The first time I told this in a sermon, I probably over-explained it, with something like Just like Jesus, God’s gift to us busy, harried, easily angered and frustrated people, it’s free… but as I get older I trust my people to make their own connections.
* * *
Of course, the abiding, consistent mood of it all through the Sundays of December is longing. I can think of no wiser probing of what this longing is like for the Christian than Henri Nouwen’s moving “A Spirituality of Waiting.” It’s been excerpted or printed partially various places, but I’d advocate listening: you can
download an mp3 here. Nouwen’s voice and inflection are stunning as he draws you into the experience, exploring how we hate to wait, what underlies that anxiety, how Mary and Elizabeth waited — and did so together. It's the distinction between waiting
for and waiting
on — how we might wait
on God while we wait
for God.
Yes, the texts proceed Sunday by Sunday in the lectionary. I find myself least comfortable with the selections during this season when I would expect myself to be most at home with them. It seems like the main things get squeezed into the final week; some years we have not one but two John the Baptist weeks. He matters; if the Gospels are any clue, you can’t get to Jesus without going through John.
I heard in a sermon years ago these words: “You never see John the Baptist on a Christmas card.” After repeating this, and playing on the idea that John is pleading, perhaps even hollering for us to repent — which doesn’t feel Christmasy, and yet is at the heart of “Let every heart prepare him room" — a woman in my church created history’s first John the Baptist Christmas card. Lovely.

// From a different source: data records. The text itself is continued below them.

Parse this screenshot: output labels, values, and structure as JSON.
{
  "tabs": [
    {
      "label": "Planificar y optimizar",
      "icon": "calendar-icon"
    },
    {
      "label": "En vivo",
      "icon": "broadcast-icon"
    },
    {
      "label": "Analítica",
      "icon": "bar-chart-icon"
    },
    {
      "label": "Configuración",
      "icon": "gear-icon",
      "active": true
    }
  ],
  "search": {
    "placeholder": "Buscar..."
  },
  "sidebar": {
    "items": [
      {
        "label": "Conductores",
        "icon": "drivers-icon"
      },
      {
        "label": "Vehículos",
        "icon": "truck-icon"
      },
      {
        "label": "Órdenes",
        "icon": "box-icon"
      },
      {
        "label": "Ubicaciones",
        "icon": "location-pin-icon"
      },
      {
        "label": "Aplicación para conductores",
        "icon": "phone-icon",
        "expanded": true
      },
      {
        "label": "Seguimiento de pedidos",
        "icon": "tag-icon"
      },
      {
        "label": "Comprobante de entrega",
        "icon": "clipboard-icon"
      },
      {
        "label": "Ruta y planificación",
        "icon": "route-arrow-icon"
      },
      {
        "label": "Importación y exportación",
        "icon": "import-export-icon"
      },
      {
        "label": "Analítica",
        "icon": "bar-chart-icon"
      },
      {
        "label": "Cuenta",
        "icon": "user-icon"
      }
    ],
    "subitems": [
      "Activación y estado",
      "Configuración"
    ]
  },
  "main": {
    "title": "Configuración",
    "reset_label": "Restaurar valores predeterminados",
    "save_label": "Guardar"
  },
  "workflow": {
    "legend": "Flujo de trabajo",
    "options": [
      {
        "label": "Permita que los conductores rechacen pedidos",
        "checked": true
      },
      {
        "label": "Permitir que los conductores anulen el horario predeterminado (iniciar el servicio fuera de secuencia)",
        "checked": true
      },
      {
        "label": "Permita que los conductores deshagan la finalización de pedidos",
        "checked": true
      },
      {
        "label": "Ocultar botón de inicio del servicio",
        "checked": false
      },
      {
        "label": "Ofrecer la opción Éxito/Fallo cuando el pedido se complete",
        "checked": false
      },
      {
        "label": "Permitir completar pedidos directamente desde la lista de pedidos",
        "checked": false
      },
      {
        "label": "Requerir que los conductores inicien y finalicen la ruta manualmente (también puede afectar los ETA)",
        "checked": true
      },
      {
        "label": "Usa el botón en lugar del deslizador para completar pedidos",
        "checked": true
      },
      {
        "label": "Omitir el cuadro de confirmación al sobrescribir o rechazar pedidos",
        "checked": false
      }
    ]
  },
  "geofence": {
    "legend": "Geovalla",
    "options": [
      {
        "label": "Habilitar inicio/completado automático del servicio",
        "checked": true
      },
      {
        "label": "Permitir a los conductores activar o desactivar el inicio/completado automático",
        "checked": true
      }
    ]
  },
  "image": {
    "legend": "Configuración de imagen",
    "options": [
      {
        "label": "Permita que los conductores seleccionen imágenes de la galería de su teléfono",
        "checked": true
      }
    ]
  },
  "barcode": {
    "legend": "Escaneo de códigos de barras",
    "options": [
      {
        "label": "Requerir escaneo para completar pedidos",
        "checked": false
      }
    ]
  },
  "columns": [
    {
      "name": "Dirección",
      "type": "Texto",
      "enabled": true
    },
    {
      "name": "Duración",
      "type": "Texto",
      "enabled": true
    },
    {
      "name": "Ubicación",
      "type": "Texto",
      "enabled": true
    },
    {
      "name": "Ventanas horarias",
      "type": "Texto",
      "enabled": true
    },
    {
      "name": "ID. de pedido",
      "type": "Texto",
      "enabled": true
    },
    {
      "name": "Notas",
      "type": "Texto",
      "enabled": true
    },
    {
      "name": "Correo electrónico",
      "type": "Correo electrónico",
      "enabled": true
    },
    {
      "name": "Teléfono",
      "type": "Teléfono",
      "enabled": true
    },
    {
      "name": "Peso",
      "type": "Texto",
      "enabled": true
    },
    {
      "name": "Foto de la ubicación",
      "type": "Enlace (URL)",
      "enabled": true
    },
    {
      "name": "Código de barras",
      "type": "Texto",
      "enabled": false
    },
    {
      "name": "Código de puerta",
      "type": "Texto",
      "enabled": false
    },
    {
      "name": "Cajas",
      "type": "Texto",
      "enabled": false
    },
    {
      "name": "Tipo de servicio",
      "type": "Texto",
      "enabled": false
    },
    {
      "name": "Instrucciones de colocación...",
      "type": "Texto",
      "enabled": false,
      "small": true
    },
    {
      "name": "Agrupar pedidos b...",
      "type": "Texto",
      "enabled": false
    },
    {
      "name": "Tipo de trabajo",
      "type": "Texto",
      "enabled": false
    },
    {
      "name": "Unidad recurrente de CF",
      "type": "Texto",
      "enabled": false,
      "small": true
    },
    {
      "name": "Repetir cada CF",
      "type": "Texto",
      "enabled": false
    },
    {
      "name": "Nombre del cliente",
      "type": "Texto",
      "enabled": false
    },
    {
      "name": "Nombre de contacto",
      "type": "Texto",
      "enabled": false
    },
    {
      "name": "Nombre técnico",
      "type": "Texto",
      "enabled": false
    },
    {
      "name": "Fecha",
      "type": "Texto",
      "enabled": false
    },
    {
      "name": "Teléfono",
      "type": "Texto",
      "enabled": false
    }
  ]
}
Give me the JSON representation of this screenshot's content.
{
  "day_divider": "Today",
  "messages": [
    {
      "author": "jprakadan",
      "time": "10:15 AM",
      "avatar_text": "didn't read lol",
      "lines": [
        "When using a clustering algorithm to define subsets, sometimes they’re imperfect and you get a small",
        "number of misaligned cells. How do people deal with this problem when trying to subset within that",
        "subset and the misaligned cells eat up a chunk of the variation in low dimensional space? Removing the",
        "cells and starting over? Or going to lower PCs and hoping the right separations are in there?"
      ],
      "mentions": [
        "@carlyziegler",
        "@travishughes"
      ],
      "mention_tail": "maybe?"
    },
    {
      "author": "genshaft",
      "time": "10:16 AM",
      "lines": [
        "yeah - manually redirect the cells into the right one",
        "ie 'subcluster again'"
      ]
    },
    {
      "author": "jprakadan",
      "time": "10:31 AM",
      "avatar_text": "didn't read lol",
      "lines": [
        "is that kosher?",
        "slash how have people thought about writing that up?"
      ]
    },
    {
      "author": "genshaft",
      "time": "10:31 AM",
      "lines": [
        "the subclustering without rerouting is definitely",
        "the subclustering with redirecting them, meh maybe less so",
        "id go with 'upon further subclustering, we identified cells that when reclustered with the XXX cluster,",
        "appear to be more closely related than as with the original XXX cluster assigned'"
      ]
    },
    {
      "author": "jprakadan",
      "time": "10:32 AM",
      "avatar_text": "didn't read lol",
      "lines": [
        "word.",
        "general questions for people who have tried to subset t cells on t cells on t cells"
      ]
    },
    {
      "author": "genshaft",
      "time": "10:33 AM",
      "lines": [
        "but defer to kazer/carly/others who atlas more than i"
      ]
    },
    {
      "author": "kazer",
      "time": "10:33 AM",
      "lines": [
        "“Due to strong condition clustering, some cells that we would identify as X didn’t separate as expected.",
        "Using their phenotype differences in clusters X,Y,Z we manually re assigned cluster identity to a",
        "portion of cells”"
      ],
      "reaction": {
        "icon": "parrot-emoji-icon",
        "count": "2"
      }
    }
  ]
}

Here's my sermon on John the Baptist.
I’ll start with the apocalyptic Gospel thing, which suits our emphasis this year, which is something around how we find God not merely in the light but also in the dark. Mark 13:24-26 somewhat surprisingly, if you read slowly, speaks of the sun being darkened, and the stars and moon failing — and that then they will see the Son of man coming. In the dark. Just as in creation (again, reading slowly): “Darkness was upon the face of the deep; and the Spirit of God was moving” (Genesis 1:2) in the dark, before the light.
Many years I focus on Old Testament texts during Advent, which makes sense. Israel's Scriptures, pre-Messiah, were Mary's Scriptures while Jesus was in utero. You can see/hear my sermons on two of this year's OT lections,
Isaiah 61 and
Isaiah 40.
I am determined every year to work Mary in on Advent 3. Protestants, maybe determined not to be Catholic, way under-attend to Mary. Hold a rosary and quote Scripture, “Hail Mary, full of grace, the Lord is with you.” Read Catholic devotionals. Ponder paintings of Mary, so holy, so gentle, undoubtedly strong and courageous. Talk about her without takeaways or morals. We simply look at this human being, the best of us all, who was the first to know and feel Jesus, who heard his first cry (which Madeleine L’Engle said sounded like the ringing of a bell), nursed him, taught him to talk and walk, and to pray.
St. Ephrem the Syrian understood her and the moment well: “Fire entered Mary’s womb, put on a body, and came forth. Through Mary the whole world is illuminated. There entered the shepherd of all, and in her he became the lamb, bleating as he came forth. He who is the Word entered and became silent within her; thunder entered her, and made no sound.” Perhaps this Advent, the word will enter the preacher, and it will sound like a little bleating, or just the sound of silence.